The participants in the study were chief financial officers, chief accounting officers, and directors of U.S. public companies. The authors received survey responses from 171 executives and 76 directors. Sixty-one percent of the executives were CFOs or CAOs, and 51 percent of the directors were audit committee members. The authors conducted 14 follow-up interviews five with directors and nine with executives.
The authors describe four “key takeaways” from their research:
Executives and directors view auditors’ service quality as at least as important as technical competence or compliance with auditing standards. “Both directors and executives emphasize the need for audit firms, partners, and teams to be strong communicators who raise issues in a timely manner to avoid surprises.” As the study notes, a preference for service quality over audit quality “is likely inconsistent with what regulators, investors, and creditors want from auditors.”
Executives particularly value an audit partner’s willingness to be flexible in areas involving subjective judgment, “such as determining whether a misstatement is material or whether a control deficiency is a material weakness.” Executives also value a partner’s willingness to make decisions without involving the audit firm’s national office. Director respondents placed less weight on these attributes. The authors observe that a preference for partner flexibility and autonomy “might not be in the best interest of investors if that judgment is used to record transactions in ways that do not faithfully represent the underlying economics of the transactions.”
Approximately 40 percent of respondents are unable to assess audit quality very accurately. For example, there was a “wide range of responses when participants are asked to provide their perception of the level of assurance the typical audit provides.”
Participants generally prefer the status quo when asked about potential changes to the audit process.
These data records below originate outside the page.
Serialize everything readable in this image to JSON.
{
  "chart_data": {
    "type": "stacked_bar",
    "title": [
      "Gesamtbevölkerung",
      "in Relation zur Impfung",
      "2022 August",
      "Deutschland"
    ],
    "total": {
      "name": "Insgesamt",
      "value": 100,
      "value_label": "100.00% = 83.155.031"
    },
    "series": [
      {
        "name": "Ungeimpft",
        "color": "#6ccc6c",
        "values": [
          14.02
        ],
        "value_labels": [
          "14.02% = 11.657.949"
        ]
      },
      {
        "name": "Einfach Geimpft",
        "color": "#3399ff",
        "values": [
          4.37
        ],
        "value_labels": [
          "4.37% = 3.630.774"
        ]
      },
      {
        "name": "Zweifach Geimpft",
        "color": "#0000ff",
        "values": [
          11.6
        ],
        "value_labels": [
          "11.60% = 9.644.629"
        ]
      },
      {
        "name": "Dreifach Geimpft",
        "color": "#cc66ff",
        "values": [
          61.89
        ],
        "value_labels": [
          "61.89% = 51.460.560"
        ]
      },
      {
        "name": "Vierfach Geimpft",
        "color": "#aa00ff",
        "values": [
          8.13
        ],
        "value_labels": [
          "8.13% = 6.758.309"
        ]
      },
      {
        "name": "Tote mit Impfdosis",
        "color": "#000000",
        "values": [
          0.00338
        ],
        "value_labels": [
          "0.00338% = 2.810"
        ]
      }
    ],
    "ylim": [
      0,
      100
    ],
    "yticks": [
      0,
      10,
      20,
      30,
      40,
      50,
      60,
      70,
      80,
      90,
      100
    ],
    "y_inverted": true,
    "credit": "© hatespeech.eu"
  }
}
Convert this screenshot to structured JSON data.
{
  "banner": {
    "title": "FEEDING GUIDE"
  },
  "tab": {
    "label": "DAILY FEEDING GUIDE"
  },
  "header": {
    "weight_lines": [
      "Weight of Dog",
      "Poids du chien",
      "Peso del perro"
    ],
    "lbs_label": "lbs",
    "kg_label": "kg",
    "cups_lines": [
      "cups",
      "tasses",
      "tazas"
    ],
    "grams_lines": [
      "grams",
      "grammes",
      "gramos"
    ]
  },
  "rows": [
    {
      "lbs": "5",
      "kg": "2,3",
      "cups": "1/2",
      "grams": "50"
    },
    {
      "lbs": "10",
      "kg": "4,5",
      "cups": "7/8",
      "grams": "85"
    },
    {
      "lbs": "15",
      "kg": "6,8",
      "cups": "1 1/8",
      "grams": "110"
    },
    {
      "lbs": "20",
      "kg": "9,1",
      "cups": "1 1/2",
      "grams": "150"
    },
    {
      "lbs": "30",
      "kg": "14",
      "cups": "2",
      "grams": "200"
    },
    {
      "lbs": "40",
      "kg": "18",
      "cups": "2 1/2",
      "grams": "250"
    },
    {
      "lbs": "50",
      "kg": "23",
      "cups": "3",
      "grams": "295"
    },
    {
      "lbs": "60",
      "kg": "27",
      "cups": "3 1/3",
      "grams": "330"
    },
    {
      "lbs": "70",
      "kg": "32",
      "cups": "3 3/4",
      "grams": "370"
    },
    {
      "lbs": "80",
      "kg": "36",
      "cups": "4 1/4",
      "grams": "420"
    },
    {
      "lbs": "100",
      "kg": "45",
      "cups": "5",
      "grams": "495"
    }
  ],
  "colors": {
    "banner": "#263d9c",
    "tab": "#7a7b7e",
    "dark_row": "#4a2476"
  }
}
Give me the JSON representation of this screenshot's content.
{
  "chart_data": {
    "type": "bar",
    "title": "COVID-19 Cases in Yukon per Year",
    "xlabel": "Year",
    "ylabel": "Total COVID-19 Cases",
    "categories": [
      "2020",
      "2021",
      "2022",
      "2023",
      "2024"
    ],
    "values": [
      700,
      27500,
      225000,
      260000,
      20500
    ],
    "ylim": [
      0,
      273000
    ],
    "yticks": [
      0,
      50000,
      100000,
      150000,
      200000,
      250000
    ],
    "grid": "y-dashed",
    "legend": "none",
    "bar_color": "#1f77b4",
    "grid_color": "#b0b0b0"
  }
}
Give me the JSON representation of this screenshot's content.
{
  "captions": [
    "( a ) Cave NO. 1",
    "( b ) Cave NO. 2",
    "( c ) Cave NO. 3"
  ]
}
In addition, “participants generally report satisfaction with their current auditor and the level of assurance received, in part because switching costs are high and exceed the benefits obtained from audits that are viewed by some as compliance exercises that resemble a commodity.”
The paper’s abstract concludes: “These results raise questions about whether executives’ and directors’ focus on service quality and flexibility aligns with investors’ needs and, separately, whether regulators’ focus on quality and compliance meets executives’ and directors’ needs.” In evaluating auditor performance, audit committees may want to keep the implications of these differences in perspective in mind.